Die vom argentinischen Komponisten Martin Palmeri 1996 komponierte «Misa a Buenos Aires», auch Tango-Messe genannt, vereinigt die musikalische Sprache des von Astor Piazzolla geschaffenen Tango nuevo mit der Formensprache der traditionellen, europäisch geprägten Messe. So beginnt und endet das Werk mit «geradezu schulbuchmässigen Fugen im Kyrie und im Agnus Dei», wie das Programmheft anmerkte. Die gefällige, durchaus modern ausgestaltete Musik ging unter die Haut.

Trümpfe wie ein Paukenschlag

Gleich zu Beginn wurden die Trümpfe ausgespielt. Chor und Orchester setzten mit einem kraftvollen Tutti ein, wie ein Paukenschlag. Es folgten kunstvolle Variationen in den rhythmisch markant artikulierten Eingangsfugen. Intensität und Drive der Aufführung wurden bis ans Ende durchgehalten. Spannungsvoll das Wechselspiel zwischen dem manchmal hart, dann wieder lyrisch angegangenen Bandoneon, dem argentinischen Akkordeon, und dem Schmelz der Violinen.

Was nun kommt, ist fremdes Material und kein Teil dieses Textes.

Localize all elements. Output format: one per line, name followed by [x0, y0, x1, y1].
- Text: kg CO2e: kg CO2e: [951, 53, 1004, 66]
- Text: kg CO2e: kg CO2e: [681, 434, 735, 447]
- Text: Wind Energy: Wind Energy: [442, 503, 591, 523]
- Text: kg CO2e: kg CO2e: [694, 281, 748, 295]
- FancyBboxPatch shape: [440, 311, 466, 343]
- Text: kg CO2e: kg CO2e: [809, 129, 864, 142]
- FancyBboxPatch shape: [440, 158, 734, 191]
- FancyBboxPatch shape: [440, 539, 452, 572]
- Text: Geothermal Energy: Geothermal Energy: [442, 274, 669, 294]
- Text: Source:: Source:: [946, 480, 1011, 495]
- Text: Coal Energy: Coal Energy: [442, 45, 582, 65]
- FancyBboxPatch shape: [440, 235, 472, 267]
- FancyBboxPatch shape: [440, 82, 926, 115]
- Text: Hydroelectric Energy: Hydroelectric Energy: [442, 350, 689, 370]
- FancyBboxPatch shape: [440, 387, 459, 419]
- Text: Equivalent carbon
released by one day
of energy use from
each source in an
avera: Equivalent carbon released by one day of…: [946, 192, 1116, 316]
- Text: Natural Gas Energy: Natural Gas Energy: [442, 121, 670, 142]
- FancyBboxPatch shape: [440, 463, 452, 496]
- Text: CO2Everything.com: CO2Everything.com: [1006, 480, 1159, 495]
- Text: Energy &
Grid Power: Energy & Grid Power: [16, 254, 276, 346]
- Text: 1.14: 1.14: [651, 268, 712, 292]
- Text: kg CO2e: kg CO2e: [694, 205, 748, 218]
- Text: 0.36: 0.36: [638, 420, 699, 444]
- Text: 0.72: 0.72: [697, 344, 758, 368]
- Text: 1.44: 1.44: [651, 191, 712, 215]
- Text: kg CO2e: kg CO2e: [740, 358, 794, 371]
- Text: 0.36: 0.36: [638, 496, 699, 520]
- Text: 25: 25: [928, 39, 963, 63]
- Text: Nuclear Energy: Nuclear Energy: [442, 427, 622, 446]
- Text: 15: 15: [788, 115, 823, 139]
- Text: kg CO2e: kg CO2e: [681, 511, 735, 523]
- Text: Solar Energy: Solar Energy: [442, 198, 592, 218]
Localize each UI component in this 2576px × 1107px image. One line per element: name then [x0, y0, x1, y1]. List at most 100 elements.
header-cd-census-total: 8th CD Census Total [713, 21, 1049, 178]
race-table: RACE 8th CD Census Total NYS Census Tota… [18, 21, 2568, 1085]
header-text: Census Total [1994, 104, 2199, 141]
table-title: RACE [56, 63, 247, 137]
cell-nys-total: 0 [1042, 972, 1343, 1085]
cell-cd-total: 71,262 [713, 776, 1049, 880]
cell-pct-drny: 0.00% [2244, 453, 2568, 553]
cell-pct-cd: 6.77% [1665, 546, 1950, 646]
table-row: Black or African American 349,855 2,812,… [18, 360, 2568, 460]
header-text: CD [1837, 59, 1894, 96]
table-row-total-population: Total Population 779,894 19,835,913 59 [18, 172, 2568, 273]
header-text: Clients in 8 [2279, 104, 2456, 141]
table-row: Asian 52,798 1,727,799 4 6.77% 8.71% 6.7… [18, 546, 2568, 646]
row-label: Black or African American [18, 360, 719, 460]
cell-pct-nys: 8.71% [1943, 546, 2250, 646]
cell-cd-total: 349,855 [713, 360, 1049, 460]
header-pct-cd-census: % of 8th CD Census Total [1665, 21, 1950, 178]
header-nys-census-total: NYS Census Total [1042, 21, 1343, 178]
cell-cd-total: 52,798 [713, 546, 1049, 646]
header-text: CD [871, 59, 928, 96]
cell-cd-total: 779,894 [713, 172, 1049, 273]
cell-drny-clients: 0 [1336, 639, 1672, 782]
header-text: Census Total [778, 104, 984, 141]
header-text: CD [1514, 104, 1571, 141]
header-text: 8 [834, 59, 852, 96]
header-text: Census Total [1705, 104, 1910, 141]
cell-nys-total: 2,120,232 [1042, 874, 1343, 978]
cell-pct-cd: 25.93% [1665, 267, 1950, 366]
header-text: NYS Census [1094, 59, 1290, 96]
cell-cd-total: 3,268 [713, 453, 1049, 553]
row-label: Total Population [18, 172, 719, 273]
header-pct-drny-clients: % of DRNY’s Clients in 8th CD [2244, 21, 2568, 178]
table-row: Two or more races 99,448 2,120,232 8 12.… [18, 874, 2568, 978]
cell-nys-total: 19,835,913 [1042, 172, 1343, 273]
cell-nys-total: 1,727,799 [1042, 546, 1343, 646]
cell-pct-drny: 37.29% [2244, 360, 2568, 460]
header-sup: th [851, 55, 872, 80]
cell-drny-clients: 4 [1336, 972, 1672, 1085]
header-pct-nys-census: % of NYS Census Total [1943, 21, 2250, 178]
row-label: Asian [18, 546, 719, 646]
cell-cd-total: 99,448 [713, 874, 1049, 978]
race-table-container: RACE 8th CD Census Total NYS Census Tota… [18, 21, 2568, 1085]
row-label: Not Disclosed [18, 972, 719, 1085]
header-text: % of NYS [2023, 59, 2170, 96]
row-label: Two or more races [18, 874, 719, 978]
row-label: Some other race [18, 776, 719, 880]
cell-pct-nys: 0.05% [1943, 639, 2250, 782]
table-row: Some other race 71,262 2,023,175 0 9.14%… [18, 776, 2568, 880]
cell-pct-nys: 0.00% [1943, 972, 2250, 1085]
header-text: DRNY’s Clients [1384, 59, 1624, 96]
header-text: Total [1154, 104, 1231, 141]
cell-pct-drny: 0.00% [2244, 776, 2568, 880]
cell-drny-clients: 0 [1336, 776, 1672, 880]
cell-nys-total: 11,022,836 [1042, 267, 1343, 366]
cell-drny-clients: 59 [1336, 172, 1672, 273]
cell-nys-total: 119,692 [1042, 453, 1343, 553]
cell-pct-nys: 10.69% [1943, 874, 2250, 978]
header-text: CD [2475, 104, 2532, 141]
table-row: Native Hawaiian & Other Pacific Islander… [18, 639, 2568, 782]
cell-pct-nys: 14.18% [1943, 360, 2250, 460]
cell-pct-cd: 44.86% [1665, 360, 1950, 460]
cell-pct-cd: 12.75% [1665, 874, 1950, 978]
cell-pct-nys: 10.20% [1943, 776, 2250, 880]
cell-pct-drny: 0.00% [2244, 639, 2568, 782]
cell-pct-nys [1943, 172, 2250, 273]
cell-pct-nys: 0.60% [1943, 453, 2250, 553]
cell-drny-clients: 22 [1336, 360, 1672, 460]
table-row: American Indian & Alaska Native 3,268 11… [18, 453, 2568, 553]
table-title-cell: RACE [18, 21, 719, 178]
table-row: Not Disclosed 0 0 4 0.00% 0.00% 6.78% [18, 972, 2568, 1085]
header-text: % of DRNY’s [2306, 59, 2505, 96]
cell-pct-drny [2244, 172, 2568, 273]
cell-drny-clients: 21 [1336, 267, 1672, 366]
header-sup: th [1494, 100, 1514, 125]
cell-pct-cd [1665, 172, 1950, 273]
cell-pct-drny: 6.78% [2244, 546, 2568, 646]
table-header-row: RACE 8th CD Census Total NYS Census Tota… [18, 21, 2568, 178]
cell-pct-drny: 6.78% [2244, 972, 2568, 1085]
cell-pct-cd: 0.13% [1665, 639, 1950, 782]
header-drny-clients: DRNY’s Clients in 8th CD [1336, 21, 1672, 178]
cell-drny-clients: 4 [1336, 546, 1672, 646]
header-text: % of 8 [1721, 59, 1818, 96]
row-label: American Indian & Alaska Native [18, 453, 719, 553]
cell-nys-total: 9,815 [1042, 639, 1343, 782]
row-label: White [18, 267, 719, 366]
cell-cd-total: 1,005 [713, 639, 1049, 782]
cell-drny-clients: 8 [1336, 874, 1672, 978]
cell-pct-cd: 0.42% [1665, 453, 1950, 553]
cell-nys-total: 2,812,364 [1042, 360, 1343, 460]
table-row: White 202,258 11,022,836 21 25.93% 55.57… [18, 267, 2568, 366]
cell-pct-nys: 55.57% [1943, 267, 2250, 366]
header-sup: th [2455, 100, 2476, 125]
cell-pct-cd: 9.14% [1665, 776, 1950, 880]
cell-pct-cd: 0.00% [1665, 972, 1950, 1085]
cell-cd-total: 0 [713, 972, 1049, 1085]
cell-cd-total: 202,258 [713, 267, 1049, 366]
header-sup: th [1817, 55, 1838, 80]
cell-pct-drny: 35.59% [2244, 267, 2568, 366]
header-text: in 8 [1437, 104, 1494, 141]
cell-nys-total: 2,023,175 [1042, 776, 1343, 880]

Das mit spürbarer Freude spielende Orchester gab so ein hellwaches, instrumentales Echo auf den bald flehenden, bald jubelnden, immer drängenden Klangteppich des Chors. Mit ihrer warmen, voll tönenden Stimme überstrahlte Sopranistin Zsuzsa Alfäldi das ganze vielfältige Geschehen.

Die Messeteile wurden im Programm durch instrumentale Stücke verbunden und variiert. Es erklangen unter anderem der Tango «Nostalgias» von Cobián sowie Astor Piazzolas «Oblivion». Gerade in diesem Titel traten die Verlorenheit des Bandoneons, meisterhaft gespielt von Roland Senft, und die Schwermut der Violinen besonders deutlich hervor.

Alles war musikalisch auf das «Dona nobis pacem» angelegt

Piazzolas «Milonga del Angel» (Engelstanz) erklang als vielschichtiges Solostück für Klavier, in Claudia Dischls Interpretation wehmutsvoll und leidenschaftlich zugleich gespielt, wie es das für das Tango-Quintett geschriebene Original vorsah. Die instrumentalen Programmteile unterbrachen zwar den Fluss der mächtigen Messe, fachten aber viel von dem Feuer an, das auch Palmeris Messe durchglüht. Alles war musikalisch auf das «Dona nobis pacem» (Gib uns Frieden) hin angelegt, mit dem das eindrückliche Werk endet: mit dem Friedenswunsch, dem gerade bei einem südamerikanischen Komponisten in der friedlosen Zeit sein ganz eigener Stellenwert zukommt.

Besondere Anerkennung gebührt auch den drei Chören, die das anspruchsvolle Werk mit sichtlicher Freude und spürbarem Sinn für ihr Zusammenwirken intonierten. Die Sängerinnen und Sänger liessen sich unter der musikalischen Gesamtleitung von Andreas Zwingli punkto Tempo und Dynamik vom südamerikanischen Komponisten mitreissen.

Hinweis

Das Konzert wird am Samstag, 7. Juli, in der reformierten Kirche in Turbenthal erneut aufgeführt. Der Beginn ist um 20 Uhr.